Why do people become so nice during natural disasters?
Hurricanes Harvey and Irma were destructive, but they brought out something beautiful in people.
We might remember 2017 as the summer of hurricanes. Hurricane Harvey struck Houston with a vengeance in August. Hurricane Irma was next, arriving on Florida's doorstep and causing so much mayhem that the Walt Disney World Resort shut down for the first time in its history. And Hurricane Maria has just battered Mexico and Puerto Rico.
Natural disasters are, of course, disastrous. But they tend to come with a predicable silver lining: human kindness. Aid organizations rush to help rebuild, hotels take in the displaced, and, on a personal level, strangers just seem more willing to give each other a hand. It's as though a switch flips in our brains, and everyone becomes family.
To find out why people suddenly become so kind in the face of danger, I talked to Dan Ariely, an Israeli behavioral economist at Duke University who studies human decision-making. According to Ariely, a shift in perspective has a lot to do with this change.
"When things are really bad, I think small things become less important," Ariely explained. "So all of a sudden, we focus on the things that are important."
I knew what he meant. Last year, I was studying in a program in West Virginia. At the very end of the program, we were hit by a series of storms and floods. For three days, the power went out and the plumbing stopped working. A dried-out creek bed near my house turned into a raging river, whose waters touched the leaves of the trees lining it. A neighbor said he saw a house on fire floating down a river.
All of a sudden, we forgot about our studies, our jobs and even whatever tiny dramas had broken out between us. All that mattered was making sure we could find enough food and water every day, particularly before the sun went down and we were left in the dark.
Having a common enemy – the disaster – is another factor that brings people together. Ariely remembers a study where researchers found that, if people are negotiating with each other, and the moderator is really nasty, then something surprising happens.
"They actually come to the agreement sooner," Ariely said. Apparently, the moderator becomes a common enemy, enabling the people negotiating to work together.

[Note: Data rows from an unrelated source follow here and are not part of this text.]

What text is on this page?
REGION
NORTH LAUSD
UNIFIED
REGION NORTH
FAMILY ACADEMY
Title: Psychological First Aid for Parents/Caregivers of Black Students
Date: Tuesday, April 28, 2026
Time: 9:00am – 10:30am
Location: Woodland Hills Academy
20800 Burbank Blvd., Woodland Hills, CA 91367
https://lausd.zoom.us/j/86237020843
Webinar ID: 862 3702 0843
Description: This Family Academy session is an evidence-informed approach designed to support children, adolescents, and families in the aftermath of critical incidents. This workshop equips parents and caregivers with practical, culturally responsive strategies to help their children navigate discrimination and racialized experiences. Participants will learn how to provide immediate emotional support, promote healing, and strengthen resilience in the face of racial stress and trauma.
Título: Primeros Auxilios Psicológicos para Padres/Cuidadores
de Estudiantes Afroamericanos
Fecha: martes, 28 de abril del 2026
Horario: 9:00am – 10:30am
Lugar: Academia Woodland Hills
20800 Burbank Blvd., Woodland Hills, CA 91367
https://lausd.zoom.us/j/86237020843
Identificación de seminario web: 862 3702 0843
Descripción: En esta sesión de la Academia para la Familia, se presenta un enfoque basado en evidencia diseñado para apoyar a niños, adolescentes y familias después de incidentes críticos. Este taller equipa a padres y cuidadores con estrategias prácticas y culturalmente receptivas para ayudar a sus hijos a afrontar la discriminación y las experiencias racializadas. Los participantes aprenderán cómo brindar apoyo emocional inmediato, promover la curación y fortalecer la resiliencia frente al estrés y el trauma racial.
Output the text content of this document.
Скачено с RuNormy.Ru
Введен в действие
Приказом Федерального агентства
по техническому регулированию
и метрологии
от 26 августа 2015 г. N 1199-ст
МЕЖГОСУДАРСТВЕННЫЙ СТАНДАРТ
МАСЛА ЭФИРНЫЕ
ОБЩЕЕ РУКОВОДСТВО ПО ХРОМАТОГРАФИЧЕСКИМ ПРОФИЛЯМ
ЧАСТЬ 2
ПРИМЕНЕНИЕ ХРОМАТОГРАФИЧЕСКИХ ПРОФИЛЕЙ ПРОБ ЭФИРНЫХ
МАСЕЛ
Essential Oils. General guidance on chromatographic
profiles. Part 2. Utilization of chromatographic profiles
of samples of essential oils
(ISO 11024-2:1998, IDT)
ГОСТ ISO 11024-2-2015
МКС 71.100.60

In my own experience, people really did become kind in the face of the storm. We shared food, warned each other of falling rocks and encouraged one another not to be afraid. I knew it would be like that. I'd been in a couple hurricanes, a tornado or two and a microburst before. My strongest memories from those times weren't about the storms or the destruction. They were about the people around me – friends, family, total strangers – who suddenly dropped whatever distance they had before and acted like teammates.
"It’s about a joint mission," Ariely told me. "In regular life, we compete in all kinds of ways ... When something is big, we move from competition to cooperation, because we need to fight something together."